Старый контрразведчик гордился такой тонко выстроенной комбинацией. Подробную инструкцию для Золтана по устранению Малина передавал Шайтану со вкусом подобранный связной. Бывший сотрудник «девятки», а ныне заурядный киллер, он должен был в разговоре с Шайтаном сослаться на Высокого Шефа. К сожалению, Григорьев не знал, кто это, но, по агентурным сведениям, авторитет так называемого Высокого Шефа был непререкаем среди новых лидеров преступного мира. Связного отправляли к Шайтану как бы для «проверки на вшивость», и Шайтан должен был сам убить его. Таким представлялся идеальный вариант, и он сработал. Вот чем гордился старый генерал. Так что Шайтан ничего не мог знать о Григорьеве. Врет Лозова.
И про Железного Феликса тоже чересчур. Тем более что не вяжется с первым утверждением о его поганой жизни. Но Григорьев все-таки позвонил Седому.
— Успокойся, старик, — сказал тот. — Эта девица размахивает моей кличкой уже тринадцать лет, но совершенно не представляет, кто я такой и где меня искать.
И он рассмеялся, почти как Фантомас. Потом продолжил:
— Ты ее боишься, старик, я чувствую. Ты боишься, что она убьет тебя?
— Боюсь, — ответил Григорьев. — И еще боюсь укола, после которого расскажу все.
— А вот этого, старик, ты допустить не имеешь права, — сказал Седой ласково. — Яд всегда при тебе? Помни: от яда умирать легче. А девчонка, кстати, пытать не станет, да и не убьет она тебя. Не убьет. Слышишь?

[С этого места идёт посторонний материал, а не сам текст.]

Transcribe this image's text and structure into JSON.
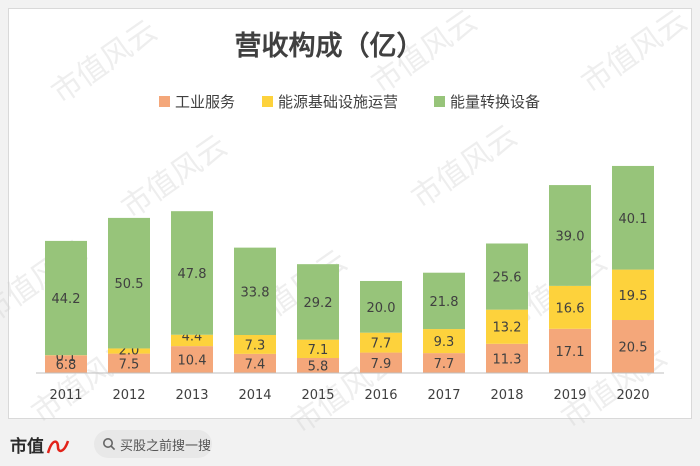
{
  "footer": {
    "brand": "市值",
    "search_text": "买股之前搜一搜"
  },
  "watermark_text": "市值风云",
  "colors": {
    "industrial": "#f4a77a",
    "infra": "#fdd23c",
    "energy": "#97c47a"
  },
  "chart_data": {
    "type": "bar",
    "stacked": true,
    "title": "营收构成（亿）",
    "xlabel": "",
    "ylabel": "",
    "categories": [
      "2011",
      "2012",
      "2013",
      "2014",
      "2015",
      "2016",
      "2017",
      "2018",
      "2019",
      "2020"
    ],
    "series": [
      {
        "name": "工业服务",
        "color": "#f4a77a",
        "values": [
          6.8,
          7.5,
          10.4,
          7.4,
          5.8,
          7.9,
          7.7,
          11.3,
          17.1,
          20.5
        ]
      },
      {
        "name": "能源基础设施运营",
        "color": "#fdd23c",
        "values": [
          0.1,
          2.0,
          4.4,
          7.3,
          7.1,
          7.7,
          9.3,
          13.2,
          16.6,
          19.5
        ]
      },
      {
        "name": "能量转换设备",
        "color": "#97c47a",
        "values": [
          44.2,
          50.5,
          47.8,
          33.8,
          29.2,
          20.0,
          21.8,
          25.6,
          39.0,
          40.1
        ]
      }
    ],
    "legend_position": "top",
    "gridlines": false
  }
}
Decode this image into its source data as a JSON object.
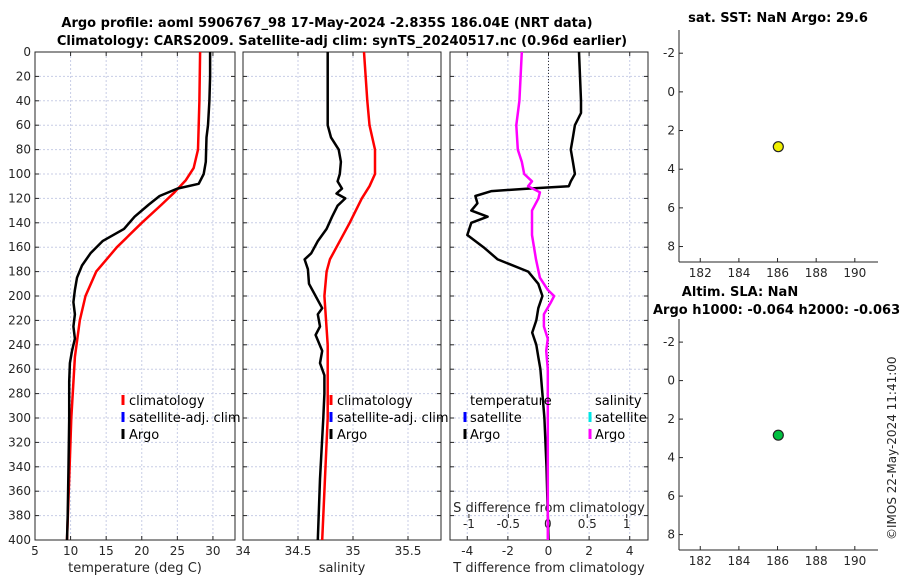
{
  "title_line1": "Argo profile: aoml 5906767_98 17-May-2024 -2.835S 186.04E (NRT data)",
  "title_line2": "Climatology: CARS2009. Satellite-adj clim: synTS_20240517.nc (0.96d earlier)",
  "sst_title": "sat. SST: NaN Argo: 29.6",
  "sla_title1": "Altim. SLA: NaN",
  "sla_title2": "Argo h1000: -0.064 h2000: -0.063",
  "copyright": "©IMOS 22-May-2024 11:41:00",
  "colors": {
    "climatology": "#ff0000",
    "satellite_adj": "#0000ff",
    "argo": "#000000",
    "sal_sat": "#00e5e5",
    "sal_argo": "#ff00ff",
    "sst_dot": "#f0f000",
    "sla_dot": "#00c040"
  },
  "chart_data": [
    {
      "type": "line",
      "id": "temperature",
      "xlabel": "temperature (deg C)",
      "ylabel": "",
      "xlim": [
        5,
        33.1
      ],
      "ylim": [
        400,
        0
      ],
      "xticks": [
        5,
        10,
        15,
        20,
        25,
        30
      ],
      "yticks": [
        0,
        20,
        40,
        60,
        80,
        100,
        120,
        140,
        160,
        180,
        200,
        220,
        240,
        260,
        280,
        300,
        320,
        340,
        360,
        380,
        400
      ],
      "show_ytick_labels": true,
      "grid": true,
      "legend": [
        "climatology",
        "satellite-adj. clim",
        "Argo"
      ],
      "series": [
        {
          "name": "climatology",
          "color": "#ff0000",
          "depth": [
            0,
            40,
            80,
            95,
            105,
            115,
            125,
            140,
            160,
            180,
            200,
            220,
            250,
            300,
            350,
            400
          ],
          "values": [
            28.2,
            28.1,
            27.9,
            27.3,
            26.2,
            24.6,
            22.8,
            20.0,
            16.5,
            13.6,
            12.1,
            11.3,
            10.6,
            10.1,
            9.8,
            9.5
          ]
        },
        {
          "name": "Argo",
          "color": "#000000",
          "depth": [
            0,
            20,
            40,
            60,
            70,
            90,
            100,
            108,
            112,
            118,
            125,
            135,
            145,
            155,
            165,
            175,
            185,
            195,
            205,
            215,
            225,
            235,
            245,
            255,
            270,
            300,
            340,
            380,
            400
          ],
          "values": [
            29.6,
            29.6,
            29.5,
            29.3,
            29.1,
            29.0,
            28.7,
            28.0,
            25.0,
            22.5,
            21.0,
            19.0,
            17.5,
            14.5,
            12.8,
            11.6,
            10.9,
            10.6,
            10.4,
            10.6,
            10.4,
            10.6,
            10.2,
            9.9,
            9.8,
            9.8,
            9.7,
            9.6,
            9.5
          ]
        }
      ]
    },
    {
      "type": "line",
      "id": "salinity",
      "xlabel": "salinity",
      "ylabel": "",
      "xlim": [
        34,
        35.8
      ],
      "ylim": [
        400,
        0
      ],
      "xticks": [
        34,
        34.5,
        35,
        35.5
      ],
      "yticks": [
        0,
        20,
        40,
        60,
        80,
        100,
        120,
        140,
        160,
        180,
        200,
        220,
        240,
        260,
        280,
        300,
        320,
        340,
        360,
        380,
        400
      ],
      "show_ytick_labels": false,
      "grid": true,
      "legend": [
        "climatology",
        "satellite-adj. clim",
        "Argo"
      ],
      "series": [
        {
          "name": "climatology",
          "color": "#ff0000",
          "depth": [
            0,
            40,
            60,
            80,
            100,
            110,
            120,
            140,
            160,
            170,
            180,
            200,
            240,
            300,
            400
          ],
          "values": [
            35.1,
            35.13,
            35.15,
            35.2,
            35.2,
            35.15,
            35.08,
            34.97,
            34.85,
            34.79,
            34.76,
            34.74,
            34.77,
            34.77,
            34.72
          ]
        },
        {
          "name": "Argo",
          "color": "#000000",
          "depth": [
            0,
            40,
            60,
            70,
            80,
            90,
            100,
            106,
            112,
            116,
            120,
            126,
            135,
            145,
            155,
            165,
            170,
            178,
            190,
            200,
            210,
            215,
            225,
            232,
            245,
            255,
            265,
            280,
            300,
            350,
            400
          ],
          "values": [
            34.77,
            34.77,
            34.77,
            34.8,
            34.87,
            34.89,
            34.88,
            34.86,
            34.9,
            34.85,
            34.93,
            34.86,
            34.81,
            34.76,
            34.68,
            34.62,
            34.56,
            34.59,
            34.6,
            34.66,
            34.72,
            34.68,
            34.7,
            34.66,
            34.72,
            34.7,
            34.74,
            34.74,
            34.73,
            34.7,
            34.68
          ]
        }
      ]
    },
    {
      "type": "line",
      "id": "difference",
      "xlabel": "T difference from climatology",
      "x2label": "S difference from climatology",
      "xlim": [
        -4.85,
        4.9
      ],
      "x2lim": [
        -1.24,
        1.27
      ],
      "ylim": [
        400,
        0
      ],
      "xticks": [
        -4,
        -2,
        0,
        2,
        4
      ],
      "x2ticks": [
        -1,
        -0.5,
        0,
        0.5,
        1
      ],
      "yticks": [
        0,
        20,
        40,
        60,
        80,
        100,
        120,
        140,
        160,
        180,
        200,
        220,
        240,
        260,
        280,
        300,
        320,
        340,
        360,
        380,
        400
      ],
      "show_ytick_labels": false,
      "grid": true,
      "legend_headers": [
        "temperature",
        "salinity"
      ],
      "legend": [
        "satellite",
        "Argo",
        "satellite",
        "Argo"
      ],
      "series": [
        {
          "name": "T Argo",
          "axis": "x",
          "color": "#000000",
          "depth": [
            0,
            40,
            50,
            60,
            70,
            80,
            90,
            100,
            106,
            110,
            112,
            114,
            118,
            124,
            130,
            135,
            140,
            145,
            150,
            160,
            170,
            180,
            190,
            200,
            210,
            220,
            230,
            240,
            250,
            260,
            280,
            300,
            340,
            400
          ],
          "values": [
            1.5,
            1.6,
            1.6,
            1.3,
            1.2,
            1.1,
            1.2,
            1.3,
            1.1,
            1.0,
            -1.0,
            -2.8,
            -3.6,
            -3.5,
            -3.8,
            -3.0,
            -3.8,
            -3.9,
            -4.0,
            -3.2,
            -2.5,
            -1.0,
            -0.5,
            -0.3,
            -0.5,
            -0.6,
            -0.8,
            -0.6,
            -0.5,
            -0.4,
            -0.3,
            -0.2,
            -0.1,
            0.0
          ]
        },
        {
          "name": "S Argo",
          "axis": "x2",
          "color": "#ff00ff",
          "depth": [
            0,
            40,
            60,
            80,
            90,
            100,
            106,
            110,
            115,
            120,
            130,
            150,
            170,
            185,
            195,
            200,
            205,
            215,
            225,
            235,
            245,
            260,
            300,
            400
          ],
          "values": [
            -0.33,
            -0.36,
            -0.4,
            -0.38,
            -0.33,
            -0.3,
            -0.2,
            -0.25,
            -0.1,
            -0.12,
            -0.2,
            -0.2,
            -0.15,
            -0.1,
            0.0,
            0.08,
            0.04,
            -0.05,
            -0.05,
            0.0,
            -0.02,
            0.0,
            0.0,
            0.0
          ]
        }
      ]
    },
    {
      "type": "scatter",
      "id": "sst",
      "xlim": [
        180.9,
        191.2
      ],
      "ylim": [
        -3.2,
        8.8
      ],
      "xticks": [
        182,
        184,
        186,
        188,
        190
      ],
      "yticks": [
        -2,
        0,
        2,
        4,
        6,
        8
      ],
      "points": [
        {
          "x": 186.04,
          "y": -2.835,
          "plot_y": 2.835,
          "color": "#f0f000"
        }
      ]
    },
    {
      "type": "scatter",
      "id": "sla",
      "xlim": [
        180.9,
        191.2
      ],
      "ylim": [
        -3.2,
        8.8
      ],
      "xticks": [
        182,
        184,
        186,
        188,
        190
      ],
      "yticks": [
        -2,
        0,
        2,
        4,
        6,
        8
      ],
      "points": [
        {
          "x": 186.04,
          "y": -2.835,
          "plot_y": 2.835,
          "color": "#00c040"
        }
      ]
    }
  ]
}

— Я жить хочу, — жалобно заныл Григорьев.
— Так и живи пока, — разрешил Седой. — Жизнь у тебя интересная. Не соскучишься. Правда, нервная — это да. Но по ночам все-таки можно расслабиться. Хочешь, порнушку новую пришлю? С Илоной Сталлер хочешь?
И Седой положил трубку.
«Откуда он узнал, сволочь, откуда? — мучился Григорьев. — Это не человек — это дьявол!»